What is your advice?

8 replies

  1. please remove the “snow” from the pictures – it is really distracting. Your blog is really interesting, thanks!

    • Hi Eric,
      Thanks for the comment. That snow comes on automatically at this time of year on WordPress. I agree that it is a bit distracting, so I have de-activated it.

      Look forward to hearing more from you,
      Denise

  2. At first seeing your photo of the walnut, it looks nothing like our eastern juglans niger. Yours looks more like juglans regia. Ours are pointed slightly both ends. I developed a cast nut cracker that opens them in usually 4 pieces of shell fracture.

    • Thanks for the walnut info. I’d love to know more about your cast nut cracker. I haven’t actually counted how many pieces of shell fracture I am getting. I’ll have to tune into that on my next cracking session. I just know it’s a lot easier and productive than my original pound-it-with-a-hammer technique.

      • Thanks for commenting, David.
        Having cracked a lot more nuts since blogging about it, I really love that walnut cracker. This year I got started late, but next year I’m planning to really put away a lot of nuts! My inner squirrel is growing.

  3. Hi Denise, thanks for the great article!
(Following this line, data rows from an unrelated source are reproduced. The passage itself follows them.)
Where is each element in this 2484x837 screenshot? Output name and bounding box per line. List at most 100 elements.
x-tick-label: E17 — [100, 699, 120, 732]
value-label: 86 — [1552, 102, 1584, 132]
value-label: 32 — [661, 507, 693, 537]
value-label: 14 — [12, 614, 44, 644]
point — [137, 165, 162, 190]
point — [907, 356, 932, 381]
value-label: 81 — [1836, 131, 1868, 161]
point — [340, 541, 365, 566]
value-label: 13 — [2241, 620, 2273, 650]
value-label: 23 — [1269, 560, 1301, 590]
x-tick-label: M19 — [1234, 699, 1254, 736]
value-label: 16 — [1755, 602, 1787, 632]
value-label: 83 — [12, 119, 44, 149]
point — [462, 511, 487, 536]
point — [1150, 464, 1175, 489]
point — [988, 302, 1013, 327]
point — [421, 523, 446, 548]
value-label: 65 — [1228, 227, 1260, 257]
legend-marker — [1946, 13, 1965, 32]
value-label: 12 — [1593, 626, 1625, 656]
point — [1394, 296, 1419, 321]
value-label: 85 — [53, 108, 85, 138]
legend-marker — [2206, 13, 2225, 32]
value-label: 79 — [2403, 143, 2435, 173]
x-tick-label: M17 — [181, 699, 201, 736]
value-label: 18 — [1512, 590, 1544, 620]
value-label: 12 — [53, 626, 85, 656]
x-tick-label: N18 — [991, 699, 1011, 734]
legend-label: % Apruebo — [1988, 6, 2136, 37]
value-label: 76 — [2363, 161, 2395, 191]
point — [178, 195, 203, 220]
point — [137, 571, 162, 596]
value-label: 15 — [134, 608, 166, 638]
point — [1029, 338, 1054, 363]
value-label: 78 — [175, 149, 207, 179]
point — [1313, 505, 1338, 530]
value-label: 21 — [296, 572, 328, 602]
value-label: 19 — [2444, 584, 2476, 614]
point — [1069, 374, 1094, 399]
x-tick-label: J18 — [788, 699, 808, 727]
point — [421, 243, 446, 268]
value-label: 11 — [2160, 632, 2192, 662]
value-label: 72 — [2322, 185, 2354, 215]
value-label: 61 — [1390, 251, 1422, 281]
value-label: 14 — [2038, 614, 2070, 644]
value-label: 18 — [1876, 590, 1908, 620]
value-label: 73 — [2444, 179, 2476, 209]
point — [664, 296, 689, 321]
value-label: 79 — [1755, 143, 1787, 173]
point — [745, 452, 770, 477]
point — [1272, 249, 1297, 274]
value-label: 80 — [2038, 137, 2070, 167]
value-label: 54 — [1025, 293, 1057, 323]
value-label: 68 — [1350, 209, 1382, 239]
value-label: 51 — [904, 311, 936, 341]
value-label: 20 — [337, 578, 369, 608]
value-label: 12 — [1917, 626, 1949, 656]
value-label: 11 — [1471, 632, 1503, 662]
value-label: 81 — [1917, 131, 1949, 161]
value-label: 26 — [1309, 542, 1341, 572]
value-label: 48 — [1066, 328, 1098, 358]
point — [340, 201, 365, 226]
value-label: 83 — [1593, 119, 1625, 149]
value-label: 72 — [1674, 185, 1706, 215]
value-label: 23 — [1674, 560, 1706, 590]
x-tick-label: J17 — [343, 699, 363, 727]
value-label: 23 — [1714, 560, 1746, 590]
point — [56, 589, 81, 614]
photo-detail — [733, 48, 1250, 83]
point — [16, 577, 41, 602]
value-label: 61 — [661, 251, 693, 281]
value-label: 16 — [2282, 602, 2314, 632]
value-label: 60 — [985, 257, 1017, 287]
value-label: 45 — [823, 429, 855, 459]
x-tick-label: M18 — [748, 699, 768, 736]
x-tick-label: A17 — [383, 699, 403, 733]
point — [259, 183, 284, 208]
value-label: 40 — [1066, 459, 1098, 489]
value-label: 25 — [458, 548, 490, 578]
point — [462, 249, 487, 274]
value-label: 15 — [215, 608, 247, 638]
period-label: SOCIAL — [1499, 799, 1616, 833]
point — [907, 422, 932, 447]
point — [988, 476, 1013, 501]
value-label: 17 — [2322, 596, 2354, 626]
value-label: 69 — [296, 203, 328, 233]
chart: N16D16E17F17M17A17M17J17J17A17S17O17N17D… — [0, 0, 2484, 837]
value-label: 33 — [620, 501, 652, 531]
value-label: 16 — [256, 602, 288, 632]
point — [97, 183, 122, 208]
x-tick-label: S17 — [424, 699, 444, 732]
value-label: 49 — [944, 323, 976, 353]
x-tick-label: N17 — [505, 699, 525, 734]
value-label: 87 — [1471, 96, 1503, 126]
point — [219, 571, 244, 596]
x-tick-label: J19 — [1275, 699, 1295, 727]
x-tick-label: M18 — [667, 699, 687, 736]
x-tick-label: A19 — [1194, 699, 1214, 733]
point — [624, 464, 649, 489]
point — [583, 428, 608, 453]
It gave me some new ideas to try next year. I live in the city in Mineral Point, and we are surrounded by black walnuts … and lots of butternuts. These are distinguished by being oblong rather than the very round black walnut, and the flavor is much milder and sweet. I gathered them with rubber gloves and squashed them with my foot to get the hull off, then dried them … used a hammer … sooner or later we all got sick of that and the kids would break them with hammers every afternoon for the chickens–who really like them a lot. Free food win-win! I’ve heard that freezing the nuts after drying helps to release the nut, but I haven’t tried that yet. Someday we’ll try a nut cracker, there is definitely a great quantity of good walnuts around.

    • Hi Sarah,
      Nice to hear from you.
      Butternuts sound great. I don’t think we have any on our land.
      Just last night I finished cracking and then cleaning the very last of the black walnuts that I gathered. Many of them that I cracked and cleaned about a month ago were really moist, and even though I put them in the fridge, when I opened the containers, some of them had molded.
      That was sad, but a learning experience. After that I put them in the fridge with no lid, and those stayed fine. The batch last night was very dry, so they are going straight to the freezer.
      This year was kind of a test run for me. I’m looking forward to putting up a lot more next fall.
      Yesterday while snow shoeing, I came across many spots where squirrels have been digging down through the snow to find, crack and eat black walnut. I don’t think the very small percentage that I harvest will impact their food supply.

      • I agree, this has been a good test year! I have lived here for years and never looked at the walnuts in more than passing … now I see tons of great nuts! I had a little mold problem too in a box of nuts I was sure was dry, but before I cracked them, so I am going to try your chicken wire dryer next year and let them sit a little longer. Thanks for warning me about mold after, that would be a lot of wasted work! I worried the squirrels would carry off the ones I was drying, but it didn’t really happen–plus a second layer of chicken wire would probably fix that–but the kids raided a lot more of them than the squirrels did since hammering on mine was easier than finding their own. My only regret was I waited until the season was almost over before I started collecting them.